The World Economic Forum (WEF) has selected 5 tech-focused women from Kenya, Uganda, Tanzania, Rwanda and South Africa as Africa’s Top Female Innovators.
These innovators (listed below) were lauded for their innovations in the areas of IT training, solar-power, mobile health insurance, food processing and biomedicals.
This year 1, 200 participants from more than 70 countries took part in WEF Africa 2016, which was held in Kigali, Rwanda from 11th to 13th May 2016 under the theme, “Connecting Africa’s Resources through Digital Transformation.”
The WEF Africa top 5 female innovators are as follows:
Natalie Bitature: Musana Carts – Kampala, Uganda
Ugandan-based Natalie Bitature had developed the Musana Cart, which is an environmentally friendly, solar-powered vending cart.
Bitature placed the price point of the cart at a recommended price of $400. Each cart, according to Bitature, saves 3,000 tons of carbon emissions and improves the health of cities by eliminating pollution from charcoal and kerosene stoves.
Lilian Makoi: bimaAFYA – Tanzania
Lilian Makoi’s bimaAFYA offers mobile micro-health insurance for the low income and informal sector, enabling healthcare services by drastically reducing costs with its completely mobile, paperless solution.
bimaAFYA plans to expand to Kenya, Uganda, Rwanda, Nigeria and Ghana by 2017. According to Makoi, her passion for technology is immense and she has a dream to make lives better through digital inclusion.
In 2015 Makoi headlined IT News Africa’s Financial Innovation Summit. The Summit, which was held on 28 October 2015, addressed the theme – “Advancing Financial Services Through Technology.”
Nneile Nkholise: iMED Tech Group – Bloemfontein, South Africa
Nneile is a part of The iMED Tech Group. The iMED Tech Group uses additive manufacturing to design breast and facial prostheses for cancer and burn victims.
The company only employs African women under the age of 30 with research backgrounds in mechanical engineering.
Larissa Uwase: Carl Group: Kigali, Rwanda
Larissa Uwase is part of the Carl Group. The Carl Group is set on improving the health of the nation by innovating new food products from a staple crop, the sweet potato. An agronomist by training, Larissa Uwase’s latest innovation, in partnership with the University of Rwanda, is to make spaghetti from vegetables.
Audrey Cheng: Moringa School – Nairobi, Kenya
Audrey Cheng established Moringa School to enable an entire generation gain the skills they need to compete in the digital economy. Two years on, graduates work in the top tech companies in the region, earning, on average, 350 percent more than before they completed the course.

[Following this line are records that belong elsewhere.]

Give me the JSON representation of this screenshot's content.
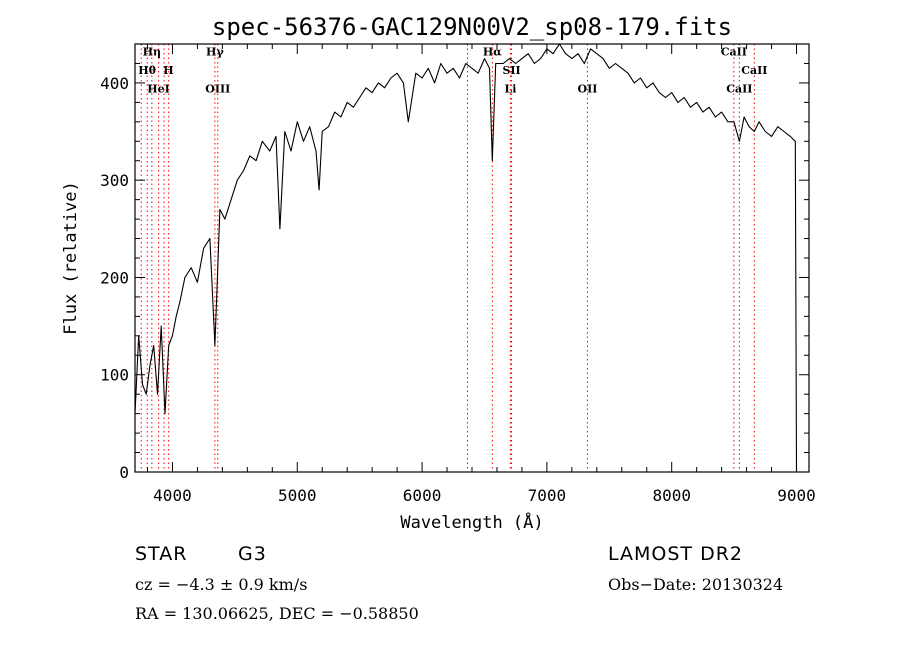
{
  "chart_data": {
    "type": "line",
    "title": "spec-56376-GAC129N00V2_sp08-179.fits",
    "xlabel": "Wavelength (Å)",
    "ylabel": "Flux (relative)",
    "xlim": [
      3700,
      9100
    ],
    "ylim": [
      0,
      440
    ],
    "x_ticks": [
      4000,
      5000,
      6000,
      7000,
      8000,
      9000
    ],
    "y_ticks": [
      0,
      100,
      200,
      300,
      400
    ],
    "grid": false,
    "series": [
      {
        "x": [
          3700,
          3730,
          3760,
          3790,
          3820,
          3850,
          3880,
          3910,
          3940,
          3970,
          4000,
          4030,
          4060,
          4100,
          4150,
          4200,
          4250,
          4300,
          4340,
          4380,
          4420,
          4470,
          4520,
          4570,
          4620,
          4670,
          4720,
          4780,
          4830,
          4861,
          4900,
          4950,
          5000,
          5050,
          5100,
          5150,
          5175,
          5200,
          5250,
          5300,
          5350,
          5400,
          5450,
          5500,
          5550,
          5600,
          5650,
          5700,
          5750,
          5800,
          5850,
          5890,
          5950,
          6000,
          6050,
          6100,
          6150,
          6200,
          6250,
          6300,
          6350,
          6400,
          6450,
          6500,
          6540,
          6563,
          6590,
          6650,
          6700,
          6750,
          6800,
          6850,
          6900,
          6950,
          7000,
          7050,
          7100,
          7150,
          7200,
          7250,
          7300,
          7350,
          7400,
          7450,
          7500,
          7550,
          7600,
          7650,
          7700,
          7750,
          7800,
          7850,
          7900,
          7950,
          8000,
          8050,
          8100,
          8150,
          8200,
          8250,
          8300,
          8350,
          8400,
          8450,
          8498,
          8542,
          8580,
          8620,
          8662,
          8700,
          8750,
          8800,
          8850,
          8900,
          8950,
          8990,
          9000
        ],
        "y": [
          60,
          140,
          90,
          80,
          110,
          130,
          80,
          150,
          60,
          130,
          140,
          160,
          175,
          200,
          210,
          195,
          230,
          240,
          130,
          270,
          260,
          280,
          300,
          310,
          325,
          320,
          340,
          330,
          345,
          250,
          350,
          330,
          360,
          340,
          355,
          330,
          290,
          350,
          355,
          370,
          365,
          380,
          375,
          385,
          395,
          390,
          400,
          395,
          405,
          410,
          400,
          360,
          410,
          405,
          415,
          400,
          420,
          410,
          415,
          405,
          420,
          415,
          410,
          425,
          415,
          320,
          420,
          420,
          425,
          420,
          425,
          430,
          420,
          425,
          435,
          430,
          440,
          430,
          425,
          430,
          420,
          435,
          430,
          425,
          415,
          420,
          415,
          410,
          400,
          405,
          395,
          400,
          390,
          385,
          390,
          380,
          385,
          375,
          380,
          370,
          375,
          365,
          370,
          360,
          360,
          340,
          365,
          355,
          350,
          360,
          350,
          345,
          355,
          350,
          345,
          340,
          0
        ]
      }
    ],
    "annotations": [
      {
        "text": "Hη",
        "x": 3835,
        "y": 428
      },
      {
        "text": "Hθ",
        "x": 3797,
        "y": 409
      },
      {
        "text": "H",
        "x": 3968,
        "y": 409
      },
      {
        "text": "HeI",
        "x": 3888,
        "y": 390
      },
      {
        "text": "Hγ",
        "x": 4340,
        "y": 428
      },
      {
        "text": "OIII",
        "x": 4363,
        "y": 390
      },
      {
        "text": "Hα",
        "x": 6563,
        "y": 428
      },
      {
        "text": "SII",
        "x": 6717,
        "y": 409
      },
      {
        "text": "Li",
        "x": 6708,
        "y": 390
      },
      {
        "text": "OII",
        "x": 7325,
        "y": 390
      },
      {
        "text": "CaII",
        "x": 8498,
        "y": 428
      },
      {
        "text": "CaII",
        "x": 8662,
        "y": 409
      },
      {
        "text": "CaII",
        "x": 8542,
        "y": 390
      }
    ],
    "line_markers": [
      3750,
      3798,
      3835,
      3889,
      3933,
      3970,
      4340,
      4363,
      6364,
      6563,
      6717,
      6708,
      7325,
      8498,
      8542,
      8662
    ],
    "marker_color": "#ff0000"
  },
  "info": {
    "obj_class": "STAR",
    "subclass": "G3",
    "survey": "LAMOST DR2",
    "velocity": "cz = −4.3 ± 0.9 km/s",
    "obs_date": "Obs−Date: 20130324",
    "coords": "RA = 130.06625, DEC =  −0.58850"
  }
}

According to a report by footprint2africa.com… Elsie Kanza, Head of Africa at WEF said, “The21st century will be Africa’s century, its young population has the potential to build a world where they are not only materially better off, but also where things are fairer, more sustainable and more tolerant than at any other time in history. But this will not be achieved unless women are able to make a full contribution. This is why we are showcasing Africa’s best female entrepreneurs in Kigali this week.”
The judging panel included Amini Kajunju, President and Chief Executive Officer, The Africa-America Institute and Member of the Global Agenda Council on the Economics of Innovation; Rapelang Rabana, Founder and Chief Executive Officer, ReKindle Learning and Global Shaper; and Arun Sharma, Director-General, Next Einstein Foundation.